The yard was the Ex's pride and joy. Last year, the first summer after our split, I will admit to being a bit--shall we say, passive aggressive?--about the yard. As in, Screw you, Yard! To hell with you, Yard! Granted, I had a lot of other things going on, AND I generally have a Black Thumb, so making the yard my last priority perhaps wasn't as much of a statement as it seems. But in any case, the poor jilted yard needs a tender hand this year. The yard, to put it in the parlance of our times, needs a good boinking.
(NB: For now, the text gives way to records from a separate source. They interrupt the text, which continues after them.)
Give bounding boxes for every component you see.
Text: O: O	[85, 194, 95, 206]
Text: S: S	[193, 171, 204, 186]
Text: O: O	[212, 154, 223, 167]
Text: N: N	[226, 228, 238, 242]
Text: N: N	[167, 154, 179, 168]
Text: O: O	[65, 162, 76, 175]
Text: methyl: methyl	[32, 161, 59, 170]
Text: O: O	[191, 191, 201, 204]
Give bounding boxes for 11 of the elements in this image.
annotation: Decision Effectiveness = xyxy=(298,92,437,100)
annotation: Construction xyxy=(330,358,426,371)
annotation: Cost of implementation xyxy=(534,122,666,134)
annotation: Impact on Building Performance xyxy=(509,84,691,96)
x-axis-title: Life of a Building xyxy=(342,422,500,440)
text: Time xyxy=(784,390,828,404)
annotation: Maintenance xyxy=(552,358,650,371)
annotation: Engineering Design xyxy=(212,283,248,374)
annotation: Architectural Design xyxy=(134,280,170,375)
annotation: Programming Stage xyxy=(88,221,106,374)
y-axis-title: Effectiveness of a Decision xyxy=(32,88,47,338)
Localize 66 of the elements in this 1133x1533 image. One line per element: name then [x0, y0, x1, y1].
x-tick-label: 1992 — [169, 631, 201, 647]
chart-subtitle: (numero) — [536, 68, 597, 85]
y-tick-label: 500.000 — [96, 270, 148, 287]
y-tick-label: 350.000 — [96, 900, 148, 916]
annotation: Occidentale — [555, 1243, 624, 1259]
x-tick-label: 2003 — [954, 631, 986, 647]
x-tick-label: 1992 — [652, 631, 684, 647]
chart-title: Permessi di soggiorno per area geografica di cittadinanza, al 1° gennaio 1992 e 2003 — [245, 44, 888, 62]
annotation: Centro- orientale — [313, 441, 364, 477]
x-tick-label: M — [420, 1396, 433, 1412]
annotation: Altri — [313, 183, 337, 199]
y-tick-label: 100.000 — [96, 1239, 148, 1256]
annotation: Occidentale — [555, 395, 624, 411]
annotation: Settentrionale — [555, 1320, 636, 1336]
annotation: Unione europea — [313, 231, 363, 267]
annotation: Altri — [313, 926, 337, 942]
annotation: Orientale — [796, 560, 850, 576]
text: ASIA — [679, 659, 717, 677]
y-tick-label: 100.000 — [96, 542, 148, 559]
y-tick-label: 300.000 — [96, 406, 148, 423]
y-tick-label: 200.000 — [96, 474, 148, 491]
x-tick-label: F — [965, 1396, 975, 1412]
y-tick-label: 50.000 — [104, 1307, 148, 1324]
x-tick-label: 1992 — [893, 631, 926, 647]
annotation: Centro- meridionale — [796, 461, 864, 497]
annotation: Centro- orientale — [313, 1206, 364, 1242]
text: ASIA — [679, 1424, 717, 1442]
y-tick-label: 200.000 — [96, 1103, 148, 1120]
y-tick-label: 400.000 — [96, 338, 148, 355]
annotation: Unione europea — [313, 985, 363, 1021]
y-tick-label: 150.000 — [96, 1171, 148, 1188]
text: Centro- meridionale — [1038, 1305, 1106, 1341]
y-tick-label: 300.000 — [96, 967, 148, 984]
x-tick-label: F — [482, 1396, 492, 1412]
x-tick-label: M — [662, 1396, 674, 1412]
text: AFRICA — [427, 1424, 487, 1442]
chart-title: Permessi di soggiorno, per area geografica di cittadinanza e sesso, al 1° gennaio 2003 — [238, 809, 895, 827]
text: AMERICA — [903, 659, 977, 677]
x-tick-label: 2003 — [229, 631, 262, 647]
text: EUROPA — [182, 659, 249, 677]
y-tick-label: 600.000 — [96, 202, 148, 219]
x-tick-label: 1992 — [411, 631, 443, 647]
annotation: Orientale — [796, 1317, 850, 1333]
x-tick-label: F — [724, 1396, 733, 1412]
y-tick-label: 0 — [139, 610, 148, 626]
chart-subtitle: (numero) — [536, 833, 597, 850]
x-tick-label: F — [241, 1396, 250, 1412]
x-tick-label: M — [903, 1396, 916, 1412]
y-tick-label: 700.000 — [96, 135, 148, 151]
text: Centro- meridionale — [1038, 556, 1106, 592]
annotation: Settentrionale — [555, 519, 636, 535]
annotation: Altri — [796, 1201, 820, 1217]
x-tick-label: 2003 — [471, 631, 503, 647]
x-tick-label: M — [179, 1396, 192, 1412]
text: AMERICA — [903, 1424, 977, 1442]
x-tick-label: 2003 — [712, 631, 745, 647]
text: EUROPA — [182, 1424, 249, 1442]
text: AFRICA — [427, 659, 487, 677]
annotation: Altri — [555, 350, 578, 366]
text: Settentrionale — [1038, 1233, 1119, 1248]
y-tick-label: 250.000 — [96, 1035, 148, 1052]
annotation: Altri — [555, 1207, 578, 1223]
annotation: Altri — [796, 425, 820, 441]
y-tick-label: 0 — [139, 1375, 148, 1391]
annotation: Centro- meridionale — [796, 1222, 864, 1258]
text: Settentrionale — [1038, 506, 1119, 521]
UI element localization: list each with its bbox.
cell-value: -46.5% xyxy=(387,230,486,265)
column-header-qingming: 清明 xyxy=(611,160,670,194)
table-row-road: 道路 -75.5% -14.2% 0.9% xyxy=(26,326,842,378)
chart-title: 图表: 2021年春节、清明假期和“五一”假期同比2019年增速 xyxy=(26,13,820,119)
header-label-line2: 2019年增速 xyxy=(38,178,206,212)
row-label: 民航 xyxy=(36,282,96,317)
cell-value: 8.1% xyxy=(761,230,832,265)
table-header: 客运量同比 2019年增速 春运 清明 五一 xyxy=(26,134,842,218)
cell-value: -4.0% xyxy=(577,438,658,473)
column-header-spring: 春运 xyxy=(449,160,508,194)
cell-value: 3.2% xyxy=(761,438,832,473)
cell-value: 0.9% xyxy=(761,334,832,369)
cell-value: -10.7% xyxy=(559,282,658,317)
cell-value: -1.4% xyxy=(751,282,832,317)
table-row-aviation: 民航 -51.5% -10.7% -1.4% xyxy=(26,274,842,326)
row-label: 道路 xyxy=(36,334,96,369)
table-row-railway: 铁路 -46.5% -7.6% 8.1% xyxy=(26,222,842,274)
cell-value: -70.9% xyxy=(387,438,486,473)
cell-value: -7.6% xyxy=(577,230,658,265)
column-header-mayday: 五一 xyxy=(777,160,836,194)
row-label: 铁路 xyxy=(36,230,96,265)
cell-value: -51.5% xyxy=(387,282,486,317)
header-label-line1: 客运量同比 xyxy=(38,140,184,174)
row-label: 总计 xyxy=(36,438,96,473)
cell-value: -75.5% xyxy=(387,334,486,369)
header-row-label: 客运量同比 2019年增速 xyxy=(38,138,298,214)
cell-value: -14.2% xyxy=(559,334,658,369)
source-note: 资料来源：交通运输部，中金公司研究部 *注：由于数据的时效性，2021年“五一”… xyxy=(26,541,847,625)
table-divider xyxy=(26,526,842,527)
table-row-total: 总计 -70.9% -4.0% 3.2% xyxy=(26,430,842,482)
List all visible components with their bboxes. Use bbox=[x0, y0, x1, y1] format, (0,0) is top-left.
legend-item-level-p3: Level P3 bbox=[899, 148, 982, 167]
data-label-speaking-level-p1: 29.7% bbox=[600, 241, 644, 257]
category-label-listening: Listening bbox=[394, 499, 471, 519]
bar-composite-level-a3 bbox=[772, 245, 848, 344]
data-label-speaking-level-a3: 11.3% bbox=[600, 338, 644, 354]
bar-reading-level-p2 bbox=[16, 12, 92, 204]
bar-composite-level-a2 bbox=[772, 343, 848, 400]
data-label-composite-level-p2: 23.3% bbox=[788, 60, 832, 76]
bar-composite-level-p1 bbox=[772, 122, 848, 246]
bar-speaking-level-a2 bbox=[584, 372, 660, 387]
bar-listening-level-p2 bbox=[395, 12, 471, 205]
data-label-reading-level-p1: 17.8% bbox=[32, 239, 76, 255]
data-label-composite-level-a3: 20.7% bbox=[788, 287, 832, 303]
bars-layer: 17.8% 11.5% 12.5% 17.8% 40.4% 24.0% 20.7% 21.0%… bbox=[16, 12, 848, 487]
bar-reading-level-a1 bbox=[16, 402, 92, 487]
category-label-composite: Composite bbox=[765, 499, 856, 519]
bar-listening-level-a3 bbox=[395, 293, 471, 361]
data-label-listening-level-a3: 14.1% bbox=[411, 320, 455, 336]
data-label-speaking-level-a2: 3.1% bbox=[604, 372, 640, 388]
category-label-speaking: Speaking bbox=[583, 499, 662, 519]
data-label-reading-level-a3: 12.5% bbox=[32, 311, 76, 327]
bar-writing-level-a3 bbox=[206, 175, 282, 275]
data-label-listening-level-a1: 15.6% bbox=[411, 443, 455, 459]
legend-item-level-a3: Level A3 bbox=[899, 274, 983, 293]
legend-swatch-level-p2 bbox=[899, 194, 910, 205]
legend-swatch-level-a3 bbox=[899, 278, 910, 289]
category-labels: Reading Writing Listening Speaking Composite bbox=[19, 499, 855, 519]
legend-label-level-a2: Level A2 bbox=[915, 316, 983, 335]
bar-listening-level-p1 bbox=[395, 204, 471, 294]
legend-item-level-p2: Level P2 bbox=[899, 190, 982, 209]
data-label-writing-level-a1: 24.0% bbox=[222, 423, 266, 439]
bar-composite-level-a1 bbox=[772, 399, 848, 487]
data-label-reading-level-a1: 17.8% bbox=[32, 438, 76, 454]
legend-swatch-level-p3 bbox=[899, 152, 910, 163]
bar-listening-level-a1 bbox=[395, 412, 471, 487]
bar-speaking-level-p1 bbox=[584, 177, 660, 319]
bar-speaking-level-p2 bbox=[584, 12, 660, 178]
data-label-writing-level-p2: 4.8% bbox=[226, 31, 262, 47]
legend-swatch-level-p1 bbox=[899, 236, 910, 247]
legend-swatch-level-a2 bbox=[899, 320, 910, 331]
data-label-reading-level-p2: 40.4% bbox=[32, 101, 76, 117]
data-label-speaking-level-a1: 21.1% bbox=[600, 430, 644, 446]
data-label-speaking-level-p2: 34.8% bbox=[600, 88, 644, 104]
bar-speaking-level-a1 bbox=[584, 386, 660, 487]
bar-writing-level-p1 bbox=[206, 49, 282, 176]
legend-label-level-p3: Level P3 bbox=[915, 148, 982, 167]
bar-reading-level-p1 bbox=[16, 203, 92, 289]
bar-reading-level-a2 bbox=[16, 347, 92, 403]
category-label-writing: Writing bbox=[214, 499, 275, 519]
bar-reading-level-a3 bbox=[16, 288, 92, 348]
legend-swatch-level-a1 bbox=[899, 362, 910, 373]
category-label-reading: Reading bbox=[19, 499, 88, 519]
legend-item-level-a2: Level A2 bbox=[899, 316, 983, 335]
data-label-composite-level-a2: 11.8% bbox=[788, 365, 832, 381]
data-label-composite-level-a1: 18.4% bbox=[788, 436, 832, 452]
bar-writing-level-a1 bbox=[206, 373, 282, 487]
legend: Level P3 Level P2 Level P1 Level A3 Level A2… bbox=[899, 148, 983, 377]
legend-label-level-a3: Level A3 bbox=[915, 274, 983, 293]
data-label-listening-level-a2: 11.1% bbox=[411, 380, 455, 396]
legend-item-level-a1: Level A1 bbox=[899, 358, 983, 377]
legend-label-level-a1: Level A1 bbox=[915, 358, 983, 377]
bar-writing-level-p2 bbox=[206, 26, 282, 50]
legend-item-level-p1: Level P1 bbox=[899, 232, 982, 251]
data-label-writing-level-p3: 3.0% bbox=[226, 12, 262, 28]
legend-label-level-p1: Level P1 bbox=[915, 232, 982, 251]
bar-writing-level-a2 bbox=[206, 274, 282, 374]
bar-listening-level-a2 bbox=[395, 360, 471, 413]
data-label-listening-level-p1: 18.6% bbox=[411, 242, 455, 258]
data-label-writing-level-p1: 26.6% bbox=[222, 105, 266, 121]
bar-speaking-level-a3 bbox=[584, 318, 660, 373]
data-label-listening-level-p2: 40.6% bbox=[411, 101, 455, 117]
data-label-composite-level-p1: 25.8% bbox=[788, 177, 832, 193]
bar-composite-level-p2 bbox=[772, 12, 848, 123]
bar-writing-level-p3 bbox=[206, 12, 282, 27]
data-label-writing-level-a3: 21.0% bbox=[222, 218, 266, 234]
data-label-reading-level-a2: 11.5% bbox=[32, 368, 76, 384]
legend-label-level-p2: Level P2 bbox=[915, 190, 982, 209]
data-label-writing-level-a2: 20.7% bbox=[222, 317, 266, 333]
So, there I was, pruning the ornamental grasses, maneuvering the oversized mower and trimmer (damned men and their need for large machinery), putting on gardening gloves and pulling up the grasses from around the edging. The lilac in the front yard especially needed some attention; shooters were already making their attack on the surrounding areas, errant grass surrounded the shrub, and the old leaves that I spitefully refused to rake up last fall had been blown into drifts around and behind it. As I clipped and raked and dug endlessly, I suddenly though of my grandmother, the Master Gardener. My grandmom's garden was always beautiful. She never put me to work in the flower beds (she was way too smart for that; I had an unholy love of snap dragons and would never have been able to resist mauling them). Instead, she gave me the odious task of weeding the front steps. We lived in Florida, and our front steps were red brick. Tiny green creeping vines sprouted from between the bricks in a sort of never-ending cycle, and all summer long, it was my job to destroy them. As a kid, I hated that job. Strangers have lived in my grandmother's house for 25 years now; my grandmother's been dead for 15. I'd give anything to sit on those steps and rub my fingers raw pulling up those damned weeds.
So there I was, digging up the grass from around the lilacs. I love lilacs. This state is full of them--overgrown, wild, unstoppable. After we moved here, away from my grandmother, away from growing things, we lived in a rundown house out in the middle of the dry, dry countryside. I missed the moss, the orange trees, the snap dragons. We couldn't even grow grass. My mother tried and tried, but she kept turning up rocks. No matter how many she dug up, the ground was always full of them. The lilacs were the only wild things that didn't care--the lilacs and the irises, and these are still two of my favorite flowers. So last Sunday, in my head, I'd be thinking, Dear God, will this freaking grass never END? and then I'd shift and get a face full of lilacs, and suddenly I wouldn't mind that I'd been pulling this grass for hours, years, centuries. The grass, the lilacs, and the endless spring.